Rebecca Chancellor |
A scientist who studied a small population of chimpanzees facing extinction in a tiny pocket of African rain forest will speak about her experiences at a public lecture this week at Drake University in Des Moines.
Dr. Rebecca Chancellor, principal investigator for the Gishwati Area Conservation Program in the western highlands of Rwanda will speak on Thursday, March 10 at 3:30 p.m. in Olin Hall, room 206.
For more than two years, Chancellor directed the research field site in Gishwati National Conservation Park, home to 19 East African chimpanzees (Pan troglodytes schweinfurthii). Her lecture, “Changes in Fruit Abundance and Chimpanzee Fallback Food in the Gishwati Forest Reserve,” is free and open to the public.

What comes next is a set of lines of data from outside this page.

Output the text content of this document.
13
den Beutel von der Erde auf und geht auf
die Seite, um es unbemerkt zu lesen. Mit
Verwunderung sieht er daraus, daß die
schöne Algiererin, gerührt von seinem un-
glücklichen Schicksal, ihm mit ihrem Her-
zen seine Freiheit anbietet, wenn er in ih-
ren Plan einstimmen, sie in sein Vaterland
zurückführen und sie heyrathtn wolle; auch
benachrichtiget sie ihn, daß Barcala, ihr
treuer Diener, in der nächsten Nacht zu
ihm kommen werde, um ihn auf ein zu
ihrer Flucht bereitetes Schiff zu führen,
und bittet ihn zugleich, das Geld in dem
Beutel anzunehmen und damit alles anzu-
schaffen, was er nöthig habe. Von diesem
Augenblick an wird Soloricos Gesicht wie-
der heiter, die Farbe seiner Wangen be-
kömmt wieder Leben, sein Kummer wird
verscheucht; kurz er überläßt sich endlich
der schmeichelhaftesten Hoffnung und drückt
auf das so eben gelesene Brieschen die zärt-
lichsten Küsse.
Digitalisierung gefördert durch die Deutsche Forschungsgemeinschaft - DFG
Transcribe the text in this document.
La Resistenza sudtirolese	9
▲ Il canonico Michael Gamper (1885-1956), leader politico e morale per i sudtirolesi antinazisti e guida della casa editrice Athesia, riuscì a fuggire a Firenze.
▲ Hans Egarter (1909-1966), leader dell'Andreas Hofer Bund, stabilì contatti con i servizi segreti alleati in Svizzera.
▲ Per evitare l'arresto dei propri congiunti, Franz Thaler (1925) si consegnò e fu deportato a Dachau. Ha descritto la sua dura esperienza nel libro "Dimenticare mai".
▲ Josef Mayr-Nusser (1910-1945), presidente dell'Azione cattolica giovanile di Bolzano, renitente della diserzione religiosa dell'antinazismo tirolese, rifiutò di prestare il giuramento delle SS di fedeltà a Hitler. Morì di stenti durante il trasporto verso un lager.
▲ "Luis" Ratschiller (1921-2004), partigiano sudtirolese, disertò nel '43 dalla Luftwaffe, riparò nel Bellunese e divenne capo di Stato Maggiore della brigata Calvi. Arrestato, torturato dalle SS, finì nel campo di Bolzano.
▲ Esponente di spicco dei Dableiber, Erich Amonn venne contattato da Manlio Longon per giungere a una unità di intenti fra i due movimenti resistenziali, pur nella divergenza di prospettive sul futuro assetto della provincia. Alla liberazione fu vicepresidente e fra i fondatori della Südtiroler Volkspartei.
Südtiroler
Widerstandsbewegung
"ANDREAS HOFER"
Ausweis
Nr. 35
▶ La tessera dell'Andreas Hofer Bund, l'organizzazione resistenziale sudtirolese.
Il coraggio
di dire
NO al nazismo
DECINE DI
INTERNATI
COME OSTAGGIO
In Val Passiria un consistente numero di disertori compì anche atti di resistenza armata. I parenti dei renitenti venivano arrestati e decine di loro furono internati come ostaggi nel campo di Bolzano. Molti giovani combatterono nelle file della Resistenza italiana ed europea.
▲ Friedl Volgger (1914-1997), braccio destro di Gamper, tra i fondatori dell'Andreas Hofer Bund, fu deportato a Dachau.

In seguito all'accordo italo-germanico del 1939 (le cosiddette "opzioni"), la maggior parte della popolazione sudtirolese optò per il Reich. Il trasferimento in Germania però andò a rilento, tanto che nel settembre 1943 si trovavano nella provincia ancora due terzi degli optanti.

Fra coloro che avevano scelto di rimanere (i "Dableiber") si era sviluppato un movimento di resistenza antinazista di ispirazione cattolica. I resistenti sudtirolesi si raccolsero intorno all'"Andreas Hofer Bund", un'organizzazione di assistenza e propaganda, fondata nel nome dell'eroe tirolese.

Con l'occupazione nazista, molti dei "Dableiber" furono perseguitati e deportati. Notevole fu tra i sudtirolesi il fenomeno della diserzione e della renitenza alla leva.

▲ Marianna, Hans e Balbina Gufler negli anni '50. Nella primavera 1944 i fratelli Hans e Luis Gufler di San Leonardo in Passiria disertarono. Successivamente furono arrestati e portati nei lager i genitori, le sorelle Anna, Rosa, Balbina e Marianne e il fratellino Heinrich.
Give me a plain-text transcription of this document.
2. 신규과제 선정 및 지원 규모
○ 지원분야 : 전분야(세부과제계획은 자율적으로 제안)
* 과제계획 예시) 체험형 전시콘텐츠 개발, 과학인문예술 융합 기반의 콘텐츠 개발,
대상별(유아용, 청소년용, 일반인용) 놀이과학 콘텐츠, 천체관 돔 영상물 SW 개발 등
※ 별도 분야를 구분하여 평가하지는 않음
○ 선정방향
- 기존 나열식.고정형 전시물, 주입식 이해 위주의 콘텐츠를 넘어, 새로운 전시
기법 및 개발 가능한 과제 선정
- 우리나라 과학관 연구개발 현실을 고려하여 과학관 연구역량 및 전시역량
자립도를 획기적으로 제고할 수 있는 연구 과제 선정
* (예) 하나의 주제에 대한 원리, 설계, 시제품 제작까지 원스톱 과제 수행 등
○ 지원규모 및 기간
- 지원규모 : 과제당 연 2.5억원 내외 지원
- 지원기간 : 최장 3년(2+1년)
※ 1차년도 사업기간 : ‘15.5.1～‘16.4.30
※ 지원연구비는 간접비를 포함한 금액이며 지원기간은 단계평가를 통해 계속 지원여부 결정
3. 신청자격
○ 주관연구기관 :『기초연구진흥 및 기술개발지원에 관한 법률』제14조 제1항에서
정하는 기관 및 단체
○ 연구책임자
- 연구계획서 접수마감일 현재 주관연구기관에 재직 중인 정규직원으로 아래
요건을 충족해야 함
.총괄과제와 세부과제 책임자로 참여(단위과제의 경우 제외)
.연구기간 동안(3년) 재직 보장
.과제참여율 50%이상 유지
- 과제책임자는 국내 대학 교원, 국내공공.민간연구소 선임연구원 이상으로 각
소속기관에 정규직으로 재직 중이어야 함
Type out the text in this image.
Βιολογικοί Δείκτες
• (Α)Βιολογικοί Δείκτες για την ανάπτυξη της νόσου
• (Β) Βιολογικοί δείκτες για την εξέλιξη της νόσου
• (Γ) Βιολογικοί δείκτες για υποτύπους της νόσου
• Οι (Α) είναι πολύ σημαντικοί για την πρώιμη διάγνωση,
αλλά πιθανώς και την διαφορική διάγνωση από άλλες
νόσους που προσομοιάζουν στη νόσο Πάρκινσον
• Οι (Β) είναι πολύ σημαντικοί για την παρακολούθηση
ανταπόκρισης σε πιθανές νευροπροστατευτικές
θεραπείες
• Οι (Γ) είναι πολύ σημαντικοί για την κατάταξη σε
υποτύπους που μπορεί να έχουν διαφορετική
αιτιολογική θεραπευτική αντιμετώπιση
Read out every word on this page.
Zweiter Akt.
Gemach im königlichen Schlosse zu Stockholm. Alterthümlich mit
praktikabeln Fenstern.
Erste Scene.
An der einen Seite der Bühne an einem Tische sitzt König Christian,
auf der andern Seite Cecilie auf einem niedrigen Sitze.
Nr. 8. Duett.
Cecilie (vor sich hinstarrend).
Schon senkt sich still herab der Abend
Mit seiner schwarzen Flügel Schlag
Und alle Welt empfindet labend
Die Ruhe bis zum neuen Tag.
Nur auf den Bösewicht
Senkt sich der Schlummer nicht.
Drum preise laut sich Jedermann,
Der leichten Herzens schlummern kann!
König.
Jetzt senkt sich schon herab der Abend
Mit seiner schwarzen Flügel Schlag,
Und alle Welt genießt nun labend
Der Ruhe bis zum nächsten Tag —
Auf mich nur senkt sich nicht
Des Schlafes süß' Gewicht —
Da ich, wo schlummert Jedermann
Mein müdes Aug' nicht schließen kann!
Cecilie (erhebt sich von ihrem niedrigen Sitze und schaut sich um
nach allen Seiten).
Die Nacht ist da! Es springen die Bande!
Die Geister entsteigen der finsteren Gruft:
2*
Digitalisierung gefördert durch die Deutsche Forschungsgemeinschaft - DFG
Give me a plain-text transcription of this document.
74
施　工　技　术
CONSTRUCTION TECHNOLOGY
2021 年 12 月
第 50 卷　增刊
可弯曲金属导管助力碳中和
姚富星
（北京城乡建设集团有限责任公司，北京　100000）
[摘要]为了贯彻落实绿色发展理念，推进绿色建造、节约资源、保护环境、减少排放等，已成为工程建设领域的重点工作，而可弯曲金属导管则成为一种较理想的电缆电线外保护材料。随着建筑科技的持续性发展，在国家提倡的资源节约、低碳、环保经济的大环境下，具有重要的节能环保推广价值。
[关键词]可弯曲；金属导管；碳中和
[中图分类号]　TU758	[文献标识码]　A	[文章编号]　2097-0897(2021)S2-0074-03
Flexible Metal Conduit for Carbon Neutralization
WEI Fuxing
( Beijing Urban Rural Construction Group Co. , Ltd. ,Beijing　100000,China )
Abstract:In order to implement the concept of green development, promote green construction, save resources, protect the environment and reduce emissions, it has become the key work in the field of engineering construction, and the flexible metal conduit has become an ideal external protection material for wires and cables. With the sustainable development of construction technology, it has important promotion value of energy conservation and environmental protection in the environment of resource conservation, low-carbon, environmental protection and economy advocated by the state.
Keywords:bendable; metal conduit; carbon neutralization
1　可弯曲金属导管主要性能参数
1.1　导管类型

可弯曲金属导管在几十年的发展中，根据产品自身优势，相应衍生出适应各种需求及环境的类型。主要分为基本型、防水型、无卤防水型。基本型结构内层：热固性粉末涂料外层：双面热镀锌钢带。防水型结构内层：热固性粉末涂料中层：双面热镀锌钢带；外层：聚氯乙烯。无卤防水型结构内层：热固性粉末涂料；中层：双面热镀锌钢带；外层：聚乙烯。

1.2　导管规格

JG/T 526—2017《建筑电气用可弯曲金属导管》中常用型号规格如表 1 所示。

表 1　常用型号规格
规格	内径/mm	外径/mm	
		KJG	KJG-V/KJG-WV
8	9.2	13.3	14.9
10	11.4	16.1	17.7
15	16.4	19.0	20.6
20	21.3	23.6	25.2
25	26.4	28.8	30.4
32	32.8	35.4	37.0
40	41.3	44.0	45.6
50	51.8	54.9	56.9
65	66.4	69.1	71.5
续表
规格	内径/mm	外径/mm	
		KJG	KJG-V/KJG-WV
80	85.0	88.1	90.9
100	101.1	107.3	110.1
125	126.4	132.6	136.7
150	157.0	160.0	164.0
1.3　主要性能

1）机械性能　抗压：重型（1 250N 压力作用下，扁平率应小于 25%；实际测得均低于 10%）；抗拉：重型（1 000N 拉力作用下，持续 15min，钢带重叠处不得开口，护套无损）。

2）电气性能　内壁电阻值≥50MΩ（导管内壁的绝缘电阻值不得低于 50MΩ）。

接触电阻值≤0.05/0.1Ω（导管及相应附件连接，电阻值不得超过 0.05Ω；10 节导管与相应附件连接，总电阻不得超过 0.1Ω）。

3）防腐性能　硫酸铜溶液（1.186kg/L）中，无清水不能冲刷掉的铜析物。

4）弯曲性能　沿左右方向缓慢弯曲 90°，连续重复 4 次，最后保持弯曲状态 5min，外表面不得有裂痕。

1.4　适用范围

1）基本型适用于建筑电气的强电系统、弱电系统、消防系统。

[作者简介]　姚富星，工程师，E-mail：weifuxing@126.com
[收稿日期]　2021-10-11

The Gishwati Area Conservation Program began in late 2007 when H.E. President Paul Kagame of Rwanda and Great Ape Trust Founder Ted Townsend pledged at the Clinton Global Initiative conference to found a “national conservation park” in Rwanda to benefit climate, biodiversity and the welfare of the Rwandan people. Over the past three years, reforestation efforts have increased the Gishwati forest by 67-percent while the chimpanzee population has grown 46-percent from 13 to 19 apes.
The Gishwati Forest Reserve’s history of deforestation extends over 50 years, in part because of ill-advised large-scale cattle ranching projects, resettlement of refugees after the genocide, inefficient small-plot farming and the establishment of plantations of non-native trees. As a result, the area has been plagued with catastrophic flooding, erosion, landslides, decreased soil fertility, decreased water quality and heavy river siltation — all of which aggravate a cycle of poverty.